Pictorial depiction:
High-Level implementation details--or my solution:
- Two Activities: first one handles location and watch functionality and uploading to Flickr
- Second one handles drawing and downloading from Flickr
- Intents are used. However, a try/catch used in the initial case where getIntent() on onCreate returns null. Thus post-user-submission functionality is handled in this try statement.
Potential Extra Credit:
- An Undo button!
- Custom brush stroke width
- Probably won't count, but I researched a bit on these figures and on the notifications added either their birth/death years or in the case of Mr. Weinberg, a memorable (at least to me) quotation.
- For my spinners, I created my own adapter which used a custom row view that I added allowing me to display both text and an Icon. For consistency, I used this set up for both Color and Brush stroke switching.
Current Bugs/Nuances:
- When transitioning between colors, upon drawing with the new color, you see the old color until you lift your finger up.
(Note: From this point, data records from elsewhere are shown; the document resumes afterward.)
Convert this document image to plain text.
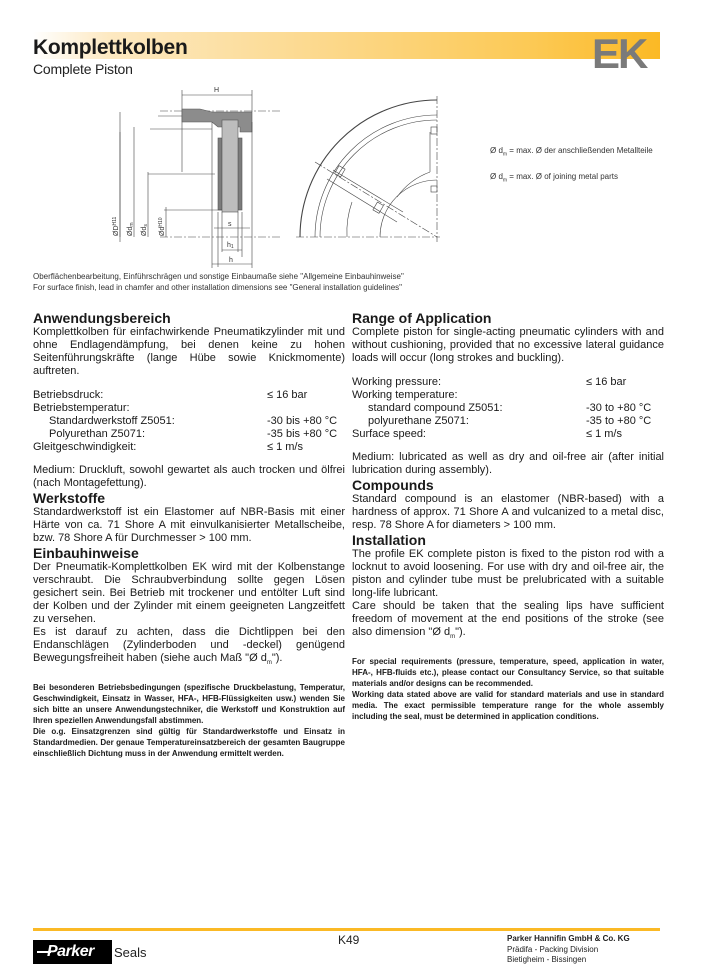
Komplettkolben
Complete Piston	EK
H
s
h1
h
$ØD^{H11}$
Ødm
Øds
$Ød^{H10}$
Ø $d_m = \max$. Ø der anschließenden Metallteile
Ø $d_m = \max$. Ø of joining metal parts
Oberflächenbearbeitung, Einführschrägen und sonstige Einbaumaße siehe "Allgemeine Einbauhinweise"
For surface finish, lead in chamfer and other installation dimensions see "General installation guidelines"
Anwendungsbereich

Komplettkolben für einfachwirkende Pneumatikzylinder mit und ohne Endlagendämpfung, bei denen keine zu hohen Seitenführungskräfte (lange Hübe sowie Knickmomente) auftreten.

Betriebsdruck:	≤ 16 bar
Betriebstemperatur:	
Standardwerkstoff Z5051:	-30 bis +80 °C
Polyurethan Z5071:	-35 bis +80 °C
Gleitgeschwindigkeit:	≤ 1 m/s

Medium: Druckluft, sowohl gewartet als auch trocken und ölfrei (nach Montagefettung).

Werkstoffe

Standardwerkstoff ist ein Elastomer auf NBR-Basis mit einer Härte von ca. 71 Shore A mit einvulkanisierter Metallscheibe, bzw. 78 Shore A für Durchmesser > 100 mm.

Einbauhinweise

Der Pneumatik-Komplettkolben EK wird mit der Kolbenstange verschraubt. Die Schraubverbindung sollte gegen Lösen gesichert sein. Bei Betrieb mit trockener und entölter Luft sind der Kolben und der Zylinder mit einem geeigneten Langzeitfett zu versehen.

Es ist darauf zu achten, dass die Dichtlippen bei den Endanschlägen (Zylinderboden und -deckel) genügend Bewegungsfreiheit haben (siehe auch Maß "Ø $d_m$").

Bei besonderen Betriebsbedingungen (spezifische Druckbelastung, Temperatur, Geschwindigkeit, Einsatz in Wasser, HFA-, HFB-Flüssigkeiten usw.) wenden Sie sich bitte an unsere Anwendungstechniker, die Werkstoff und Konstruktion auf Ihren speziellen Anwendungsfall abstimmen.

Die o.g. Einsatzgrenzen sind gültig für Standardwerkstoffe und Einsatz in Standardmedien. Der genaue Temperatureinsatzbereich der gesamten Baugruppe einschließlich Dichtung muss in der Anwendung ermittelt werden.

Range of Application

Complete piston for single-acting pneumatic cylinders with and without cushioning, provided that no excessive lateral guidance loads will occur (long strokes and buckling).

Working pressure:	≤ 16 bar
Working temperature:	
standard compound Z5051:	-30 to +80 °C
polyurethane Z5071:	-35 to +80 °C
Surface speed:	≤ 1 m/s

Medium: lubricated as well as dry and oil-free air (after initial lubrication during assembly).

Compounds

Standard compound is an elastomer (NBR-based) with a hardness of approx. 71 Shore A and vulcanized to a metal disc, resp. 78 Shore A for diameters > 100 mm.

Installation

The profile EK complete piston is fixed to the piston rod with a locknut to avoid loosening. For use with dry and oil-free air, the piston and cylinder tube must be prelubricated with a suitable long-life lubricant.

Care should be taken that the sealing lips have sufficient freedom of movement at the end positions of the stroke (see also dimension "Ø $d_m$").

For special requirements (pressure, temperature, speed, application in water, HFA-, HFB-fluids etc.), please contact our Consultancy Service, so that suitable materials and/or designs can be recommended.

Working data stated above are valid for standard materials and use in standard media. The exact permissible temperature range for the whole assembly including the seal, must be determined in application conditions.

Parker Seals
K49	Parker Hannifin GmbH & Co. KG
Prädifa - Packing Division
Bietigheim - Bissingen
- The prize notification lasts for a fraction of a second before a new notification that is another drawing assignment appears. The way I have it set up is that at certain time intervals, the Location API will fire a notification. So depending on external factors, this may not be a problem. The good thing is that once you enter the second activity, no more draw notifications will be fired to the watch
- The initial button is essentially useless if you already have the app installed. Clicking on it will just result in a Toast informing you that the applet is already installed.
APK file:
Notes: 1st time installers:
1) Go to build.gradle (the one nested inside App) and "Sync")
2) Change the Key/Secret
3) Change the location provider numbers based on external factors (you're phone/signals)
4) First time only: Click the Welcome/Install button
Sources:
- StackOverflow random method commented in code + some insight on setting my custom spinner with icons.
- I borrowed the three section demo apps but most heavily copied verbatim from Andrew's apps (Flickr Test + HelloToq).
- Google's documentation--for canvas, spinners, and Location API.